Some of the matching techniques the platform uses include text analysis and natural language processing (NLP) to find possible matches in plain text, scan through social media data and search query; time series analysis to extract features on seasonality, trend changes, and the impact of specific dates such as holidays (or, in this case, major sales events); and geospatial data matching using latitude and longitude, ZIP codes, local property attributes, and footfall data.
However, it’s not enough to simply generate the features, so now Explorium will filter, test, and rank them. Let’s say Explorium scanned your enriched dataset and came up with over 1300 new potential features. These will go from the significantly relevant (such as the average time between activities, for instance) to those that may only have a tangential impact on your models (like the type of lender used in a first home loan).
Obviously, not every single feature will be equally relevant to your predictive question. So now, the platform will start optimizing your feature list based both on your dataset and on which features offer the biggest uplift, so that out of an initial 1300, you might find the 50 or 100 features that are most impactful.
For example, after enriching your customers’ ZIP codes, you might find whether a couple is married, or even the minimum temperature over two days (using an enriched purchase date combined with the customer’s ZIP code) could be important predictors. Even better, Explorium lets you scan through the features yourself and choose different varieties to test and create individual lists.
More importantly, you can write your own code — known as “creatives” in our platform — which lets you add your domain knowledge to the feature generation process. This way, you can steer the platform to specific features and ideas that you think could have a big impact on your models. This means that you can dig even deeper into the Explorium Enrichment Catalog to find the best features and data for your predictive questions.

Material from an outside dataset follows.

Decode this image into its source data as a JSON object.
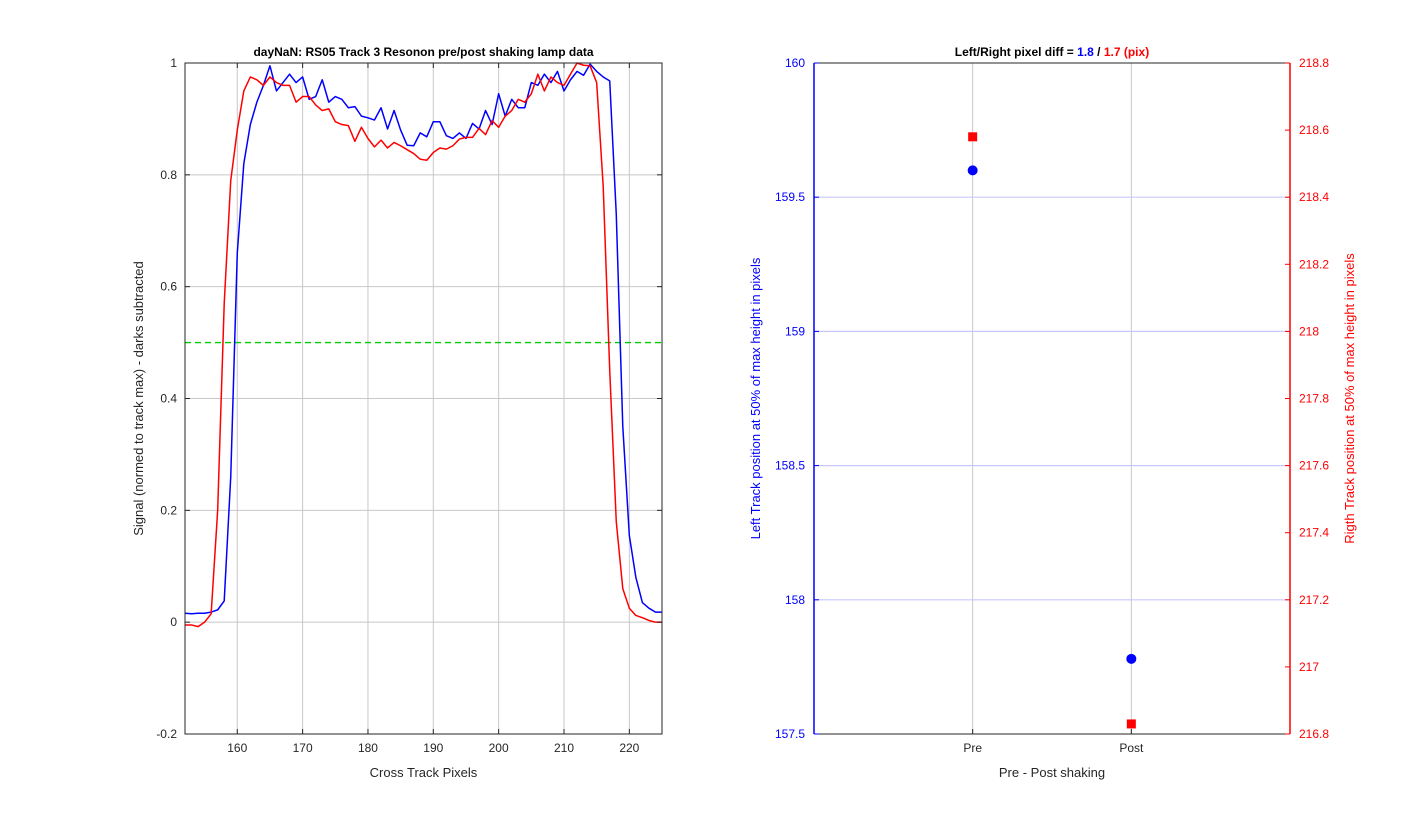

Using your top features, you can now start training a variety of different ML models to find the one that gives you the biggest uplift and best results based on your predictive question. Instead of simply trying everything to see what sticks, Explorium will use your unique selected feature sets (or even the complete list if you want) to train a variety of different models. You’ll be able to see how each performs using the features you selected, including the AUC, precision, and accuracy scores.
Let’s go back to your eCommerce website. After selecting the top features, you run a few different models, and you find after reviewing the highest scoring one that the top features include the average time between activities on your site, whether the person is a female aged 21 years old, and whether they’re a heavy Twitter user. Using this, combined with your existing data, you can start making better predictions and tailor your advertising and even dynamic websites to better fit each customer and build a much larger repeat customer base.
Finding the right features for your ML models is crucial, but not when it comes at the expense of your scalability and ability to deploy when you need. Augmented feature generation and engineering with Explorium gives you the best of both worlds — thousands of potential features, delivered in seconds and ranked by relevance.
Even better, instead of spending weeks testing each individually, you can know which features will deliver the biggest impact to your models immediately. And, if you have specific domain knowledge, you can build even better features with Explorium’s creatives. If you need to build scalable, impactful models, automated feature engineering is no longer optional.